Another Financial Literacy Month is in the books. It is great to see the buzz and number of events nationwide increase every year. I had the pleasure again this year to represent AFCPE® at Financial Literacy Day on the Hill at the Hart Senate Office Building. The event began with the Jump$tart Coalition, Junior Achievement, and Council for Economic Education in 2003 and has expanded to include over 50 organizations from all facets of the financial industry.
This year’s event was hosted by the three co-chairs of the Senate Financial and Economic Literacy Caucus, Sens. Tom Scott, Jack Reed, and Joe Donnelly. Sen. Tom Scott spoke briefly about growing up in poverty and looking for a way out. You can see why he believes in financial literacy and providing the resources for every American to help themselves. Sen. Jack Reed spoke about collaborating across organizations and utilizing resources. This event showcased just that. I was amazed by the great work being done in the field and especially the resources out there for consumers and educators alike. Many of them are free!
There are government agencies providing literature of all kinds from newsletters to brochures to flyers. Places like the Federal Trade Commission, FDIC, Consumer Financial Protection Bureau and even the Office of the Comptroller of the Currency have publications on everything from credit to student loans to managing someone else’s money. Many of these can be found at http://publications.usa.gov/USAPubs.php. If you are looking for larger quantities, several of these agencies have bulk order options through their website.

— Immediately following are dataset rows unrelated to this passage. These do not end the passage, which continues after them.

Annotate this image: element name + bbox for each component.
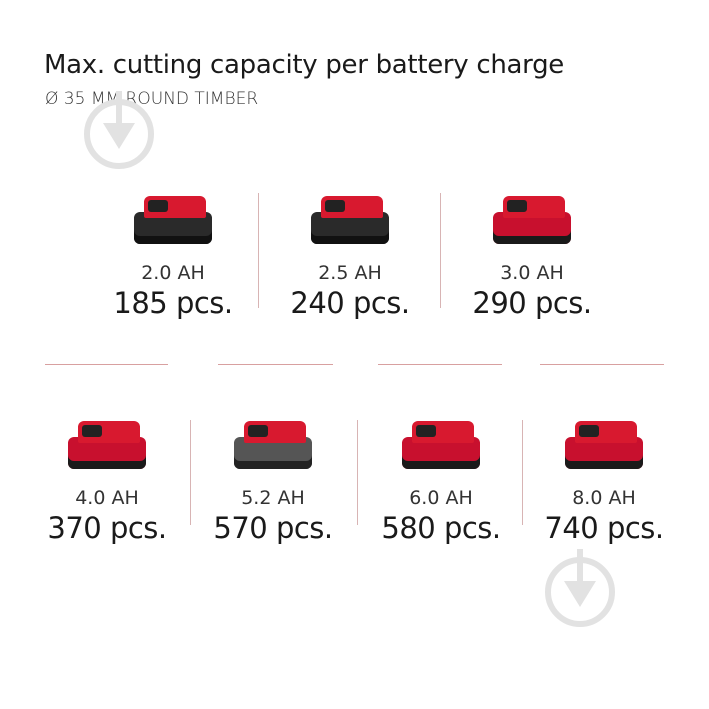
pieces-count: 290 pcs. [472,286,592,320]
battery-image [398,415,484,473]
battery-item: 6.0 AH 580 pcs. [356,415,526,545]
battery-image [130,190,216,248]
pieces-count: 570 pcs. [213,511,333,545]
battery-item: 5.2 AH 570 pcs. [188,415,358,545]
download-watermark-icon [84,91,154,169]
battery-item: 4.0 AH 370 pcs. [22,415,192,545]
divider [540,364,664,365]
pieces-count: 240 pcs. [290,286,410,320]
battery-capacity: 4.0 AH [75,487,139,509]
battery-capacity: 2.0 AH [141,262,205,284]
divider [45,364,168,365]
battery-capacity: 8.0 AH [572,487,636,509]
battery-capacity: 2.5 AH [318,262,382,284]
pieces-count: 740 pcs. [544,511,664,545]
pieces-count: 580 pcs. [381,511,501,545]
subtitle: Ø 35 MM ROUND TIMBER [45,89,259,109]
divider [522,420,523,525]
divider [440,193,441,308]
divider [218,364,333,365]
battery-capacity: 3.0 AH [500,262,564,284]
battery-image [489,190,575,248]
battery-item: 2.0 AH 185 pcs. [88,190,258,320]
battery-image [230,415,316,473]
battery-item: 3.0 AH 290 pcs. [447,190,617,320]
divider [190,420,191,525]
battery-image [307,190,393,248]
battery-image [561,415,647,473]
divider [378,364,502,365]
battery-capacity: 6.0 AH [409,487,473,509]
divider [258,193,259,308]
battery-image [64,415,150,473]
battery-item: 8.0 AH 740 pcs. [519,415,689,545]
page-title: Max. cutting capacity per battery charge [44,50,564,80]
battery-capacity: 5.2 AH [241,487,305,509]
battery-item: 2.5 AH 240 pcs. [265,190,435,320]
divider [357,420,358,525]
pieces-count: 370 pcs. [47,511,167,545]
pieces-count: 185 pcs. [113,286,233,320]
download-watermark-icon [545,549,615,627]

The resources don’t stop at the government; many other organizations are developing great tools and making them available, often at low or no cost. My table was located near NextGen Personal Finance and they have some awesome free curriculum for educators. No need to develop everything from scratch. I was very interested to see that DECA is in the financial literacy game. I was a DECA competitor in high school and it led me to my choice of college and first career. Who knows, if they had the personal finance programs back then, I may have made it to this industry even sooner. Throwing me even farther back in my childhood, I was amazed to find that there is even a program from National Credit Union Foundation featuring the Berenstain Bears.
If you find yourself in DC next April, a spin through the resources at Financial Literacy on Capitol Hill Day is well worth the time. In the meantime, a spin around the internet or a talk with colleagues at the water cooler may lead you to just the resources you need to support your program. Take a look at what is out there.
What are your favorite financial literacy resources?